The Horton boys take immense pride in their artwork, showing them off to anyone they meet.
Ariel, 11, shrieked in excitement when a reporter recognized his pencil drawing of Abel Tesfaye, better known as the Canadian rapper The Weeknd. He signed the portrait in blue crayon, “Your 1# fan, Ariel.”
The elder brother likes sketching from memory, while Jacob, 9, culls cartoon characters from the screen in marker. For Jacob’s birthday, his family planned a trip to the Crayola Experience. He said a Jacob crayon “would be green. Like the average green.”
The brothers are bonded by blood and artistic talent. They were also both diagnosed with a neuromuscular disease called Duchenne muscular dystrophy, which weakens muscles over time.
They know they have an illness called muscular dystrophy, but they sometimes struggle to understand why they have it.
“‘Why are your calf muscles bigger than other kids?’” Ariel says one classmate asked him. “It’s like he didn’t know what that is.”
“A lot of people don’t, capara,” Liat responds with a Hebrew term of endearment. “You’re allowed to turn around and tell them, ‘I have muscular dystrophy.’”
A Duchenne muscular dystrophy diagnosis happens once in every 7,250 males. It is incurable and fatal, a detail the boys don’t know.
“How can you do that to kids?” Liat Horton, their mother, says of keeping this secret. “It will take away their innocence.”
The Hortons decided to test Ariel for autism when he was 4, and the pediatrician noticed his large calf muscles, a condition known as pseudohypertrophy. A blood test confirmed the disease, and Jacob was also tested and diagnosed when he was 1.
It was through that diagnosis that Liat learned she was a “carrier by accident,” meaning no one else in her family has this mutation in their genes. It’s linked to the X chromosome.
“It’s kinda sorta like having to rely on one kidney instead of two,” explains Eddie Horton, the boys’ father and an occupational therapist. “If you’re a woman and you have two X chromosomes, the body relies on the good X chromosome and ignores the other X chromosome. When you’re a boy and you have one Y chromosome and one X chromosome…”
“Then it gets the bad one,” Liat finishes.
They make do with the layout of their home in Boca Raton, but it needs to adapt to the boys’ changing needs like wheelchair ramps, a Hoyer lift and improvements to their bathroom and bedroom. They travel to Orlando every few months for treatment, which adds to the piling medical bills.
Jacob is regressing faster than his older brother and relies on a wheelchair to get around. It also means Liat or Eddie needs to lift him into the shower and into the car whenever they go to school. Though Ariel can still walk, he gets tired easily.
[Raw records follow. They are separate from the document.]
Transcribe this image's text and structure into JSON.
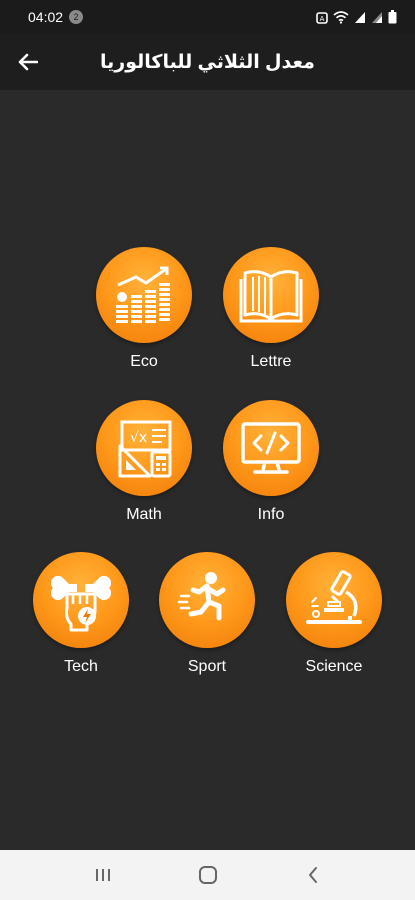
{
  "status_bar": {
    "time": "04:02",
    "notification_count": "2",
    "icons": [
      "alarm-icon",
      "wifi-icon",
      "signal-icon",
      "signal-icon",
      "battery-icon"
    ]
  },
  "app_bar": {
    "title": "معدل الثلاثي للباكالوريا",
    "back_icon": "arrow-left-icon"
  },
  "tiles": [
    {
      "label": "Eco",
      "icon": "chart-growth-icon"
    },
    {
      "label": "Lettre",
      "icon": "open-book-icon"
    },
    {
      "label": "Math",
      "icon": "math-tools-icon"
    },
    {
      "label": "Info",
      "icon": "computer-code-icon"
    },
    {
      "label": "Tech",
      "icon": "wrench-fist-icon"
    },
    {
      "label": "Sport",
      "icon": "runner-icon"
    },
    {
      "label": "Science",
      "icon": "microscope-icon"
    }
  ],
  "nav_bar": {
    "buttons": [
      "recent-apps-icon",
      "home-icon",
      "back-icon"
    ]
  },
  "colors": {
    "background": "#2a2a2a",
    "app_bar": "#1e1e1e",
    "accent": "#ff9a1c",
    "accent_dark": "#f07a06"
  }
}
Despite knowing what the future will eventually hold, the Hortons remind Ariel and Jacob how much they are loved and how talented they are. One day, Liat hopes to introduce her boys to other kids diagnosed with Duchenne to let them know they’re not alone.
“We just try to be happy,” Liat says, “and live every day the best that we can.”
ARIEL AND JACOB’S WISH
Ariel and Jacob Horton, ages 11 and 9, were diagnosed as toddlers with a fatal muscle-weakening disease called Duchenne muscular dystrophy. The disease has progressed faster in Jacob, leading him to rely on a wheelchair more than his brother. Their parents, Liat and Eddie Horton, make do in their Boca Raton home, but upgrades are required to better meet the boys’ needs. Ariel and Jacob need hospital beds with air mattresses that will prevent bed sores and a Hoyer lift to help them out of bed. Three portable wheelchair ramps will help them when going to and from school. Broken tiles and drainage issues have to be resolved in the boys’ bathroom, and building supplies such as drywall and baseboards are needed to fix issues in their wheelchair-accessible room. Gift cards for food and other basic necessities would help relieve financial constraints for the family.